Combined modeling to increase the predictive power. (A, B) Performance of the two individual models for predicting the cell growth phenotype, trained (A) on individual nucleotide positions, and (B) on 7-mer seed sequences at position 2–8. (D, E). Corresponding plots for the infection phenotype. Plots show correlations between the observed and predicted phenotypes. (C) Combining seed model and linear nucleotide model predictions to find the best possible combination of the two models for maximum prediction power. Each data point represents the correlation between the observed and combined prediction from both models. The combined prediction is calculated by combining the prediction output from both models in different percentages (the x-axis shows the weight percentage of the linear model). (F) Combined final model. Correlation plot between the observed and the combined prediction from both models.

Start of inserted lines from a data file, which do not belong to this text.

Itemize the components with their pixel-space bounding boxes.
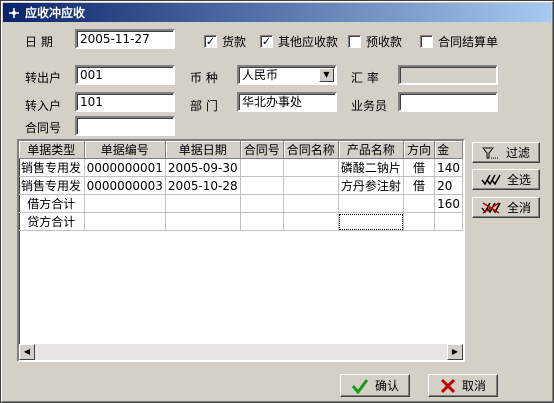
table-cell[interactable] bbox=[84, 212, 166, 231]
rate-label: 汇 率 bbox=[351, 71, 379, 85]
checkbox-goods-box[interactable]: ✓ bbox=[204, 35, 217, 48]
contract-field[interactable] bbox=[75, 116, 175, 136]
from-account-field[interactable]: 001 bbox=[75, 65, 175, 85]
checkbox-contract-settlement[interactable]: 合同结算单 bbox=[420, 33, 498, 50]
table-row[interactable]: 借方合计 160 bbox=[19, 194, 463, 213]
table-cell[interactable] bbox=[283, 158, 339, 177]
select-all-label: 全选 bbox=[506, 173, 531, 187]
table-cell-focused[interactable] bbox=[338, 212, 405, 231]
filter-button[interactable]: 过滤 bbox=[472, 142, 540, 163]
cancel-button[interactable]: 取消 bbox=[428, 374, 498, 397]
column-header[interactable]: 单据类型 bbox=[19, 141, 85, 159]
checkbox-prepaid-box[interactable] bbox=[348, 35, 361, 48]
currency-value: 人民币 bbox=[242, 68, 279, 82]
table-cell[interactable]: 磷酸二钠片 bbox=[338, 158, 405, 177]
rate-field bbox=[398, 65, 498, 85]
window-title: 应收冲应收 bbox=[25, 6, 86, 20]
voucher-table: 单据类型 单据编号 单据日期 合同号 合同名称 产品名称 方向 金 销售专用发 … bbox=[19, 141, 463, 231]
to-account-label: 转入户 bbox=[25, 99, 62, 113]
to-account-field[interactable]: 101 bbox=[75, 92, 175, 112]
window-menu-icon[interactable] bbox=[7, 6, 21, 20]
table-cell[interactable] bbox=[165, 194, 241, 213]
department-field[interactable]: 华北办事处 bbox=[237, 92, 337, 112]
table-cell[interactable]: 20 bbox=[434, 176, 463, 195]
table-cell[interactable]: 借 bbox=[403, 158, 436, 177]
select-all-button[interactable]: 全选 bbox=[472, 169, 540, 190]
currency-select[interactable]: 人民币 ▼ bbox=[237, 65, 337, 85]
table-cell[interactable]: 贷方合计 bbox=[19, 212, 85, 231]
checkbox-other-receivable-label: 其他应收款 bbox=[278, 35, 339, 49]
salesman-label: 业务员 bbox=[351, 99, 388, 113]
checkbox-contract-settlement-label: 合同结算单 bbox=[438, 35, 499, 49]
table-cell[interactable] bbox=[240, 158, 284, 177]
table-cell[interactable]: 销售专用发 bbox=[19, 176, 85, 195]
table-cell[interactable]: 2005-10-28 bbox=[165, 176, 241, 195]
table-cell[interactable] bbox=[283, 194, 339, 213]
table-cell[interactable] bbox=[434, 212, 463, 231]
close-icon bbox=[440, 378, 456, 394]
checkbox-goods-label: 货款 bbox=[222, 35, 247, 49]
table-cell[interactable]: 0000000003 bbox=[84, 176, 166, 195]
table-cell[interactable]: 借 bbox=[403, 176, 436, 195]
clear-all-icon bbox=[481, 201, 501, 214]
chevron-down-icon[interactable]: ▼ bbox=[319, 68, 334, 82]
dialog-window: 应收冲应收 日 期 2005-11-27 ✓ 货款 ✓ 其他应收款 预收款 合同… bbox=[0, 0, 554, 403]
title-bar[interactable]: 应收冲应收 bbox=[3, 3, 551, 22]
check-icon bbox=[351, 378, 369, 394]
table-cell[interactable]: 销售专用发 bbox=[19, 158, 85, 177]
select-all-icon bbox=[481, 174, 501, 186]
filter-label: 过滤 bbox=[505, 146, 530, 160]
grid-header-row: 单据类型 单据编号 单据日期 合同号 合同名称 产品名称 方向 金 bbox=[19, 141, 463, 159]
voucher-grid[interactable]: 单据类型 单据编号 单据日期 合同号 合同名称 产品名称 方向 金 销售专用发 … bbox=[17, 139, 465, 362]
column-header[interactable]: 方向 bbox=[403, 141, 436, 159]
table-row[interactable]: 销售专用发 0000000001 2005-09-30 磷酸二钠片 借 140 bbox=[19, 158, 463, 177]
horizontal-scrollbar[interactable]: ◀ ▶ bbox=[19, 344, 463, 360]
currency-label: 币 种 bbox=[190, 71, 218, 85]
column-header[interactable]: 单据编号 bbox=[84, 141, 166, 159]
table-row[interactable]: 销售专用发 0000000003 2005-10-28 方丹参注射 借 20 bbox=[19, 176, 463, 195]
checkbox-other-receivable-box[interactable]: ✓ bbox=[260, 35, 273, 48]
checkbox-goods[interactable]: ✓ 货款 bbox=[204, 33, 246, 50]
checkbox-other-receivable[interactable]: ✓ 其他应收款 bbox=[260, 33, 338, 50]
date-field[interactable]: 2005-11-27 bbox=[75, 29, 175, 49]
table-cell[interactable] bbox=[338, 194, 405, 213]
table-cell[interactable]: 0000000001 bbox=[84, 158, 166, 177]
filter-icon bbox=[481, 147, 500, 159]
table-cell[interactable] bbox=[403, 212, 436, 231]
table-row[interactable]: 贷方合计 bbox=[19, 212, 463, 231]
table-cell[interactable] bbox=[283, 176, 339, 195]
table-cell[interactable]: 140 bbox=[434, 158, 463, 177]
column-header[interactable]: 产品名称 bbox=[338, 141, 405, 159]
date-label: 日 期 bbox=[25, 35, 53, 49]
table-cell[interactable] bbox=[283, 212, 339, 231]
table-cell[interactable] bbox=[403, 194, 436, 213]
checkbox-prepaid-label: 预收款 bbox=[366, 35, 403, 49]
table-cell[interactable] bbox=[240, 212, 284, 231]
table-cell[interactable]: 方丹参注射 bbox=[338, 176, 405, 195]
ok-label: 确认 bbox=[374, 379, 399, 393]
cancel-label: 取消 bbox=[461, 379, 486, 393]
checkbox-prepaid[interactable]: 预收款 bbox=[348, 33, 402, 50]
ok-button[interactable]: 确认 bbox=[340, 374, 410, 397]
contract-label: 合同号 bbox=[25, 121, 62, 135]
table-cell[interactable]: 160 bbox=[434, 194, 463, 213]
table-cell[interactable] bbox=[165, 212, 241, 231]
table-cell[interactable]: 2005-09-30 bbox=[165, 158, 241, 177]
table-cell[interactable]: 借方合计 bbox=[19, 194, 85, 213]
table-cell[interactable] bbox=[240, 176, 284, 195]
salesman-field[interactable] bbox=[398, 92, 498, 112]
column-header[interactable]: 合同号 bbox=[240, 141, 284, 159]
table-cell[interactable] bbox=[240, 194, 284, 213]
clear-all-button[interactable]: 全消 bbox=[472, 197, 540, 218]
department-label: 部 门 bbox=[190, 99, 218, 113]
scroll-left-icon[interactable]: ◀ bbox=[19, 344, 35, 360]
column-header[interactable]: 金 bbox=[434, 141, 463, 159]
from-account-label: 转出户 bbox=[25, 71, 62, 85]
column-header[interactable]: 合同名称 bbox=[283, 141, 339, 159]
column-header[interactable]: 单据日期 bbox=[165, 141, 241, 159]
checkbox-contract-settlement-box[interactable] bbox=[420, 35, 433, 48]
scroll-right-icon[interactable]: ▶ bbox=[447, 344, 463, 360]
table-cell[interactable] bbox=[84, 194, 166, 213]
clear-all-label: 全消 bbox=[506, 201, 531, 215]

The prediction output is a combination with 50% contribution from both models.

Figure 5.

Co-transfected siRNAs compete with one another in a predictable manner. (A) A titration experiment was set up to establish a dose-response curve for a standard siRNA targeting the KIF11 transcript, which has a strong on-target effect (cell death) and is thus used as a transfection control in many screens. (A, B) The black curve from (A) was repeated with various oligos co-transfected at a constant amount, and the horizontal shift of the dose-response curve was measured. (C) Significance of shifts in concentration response curves upon co-transfecting various classes of siRNAs (in each pairing, the left oligo was titrated, and the right was given at a constant amount; FC = fold change, dividing the right oligo's inflection point by the left oligo's inflection point). (D) Correlation plot between shifts in concentration response curves of siRNAs targeting KIF11 upon co-transfection with customized siRNAs, and decrease in cell number upon transfection with these customised oligos alone.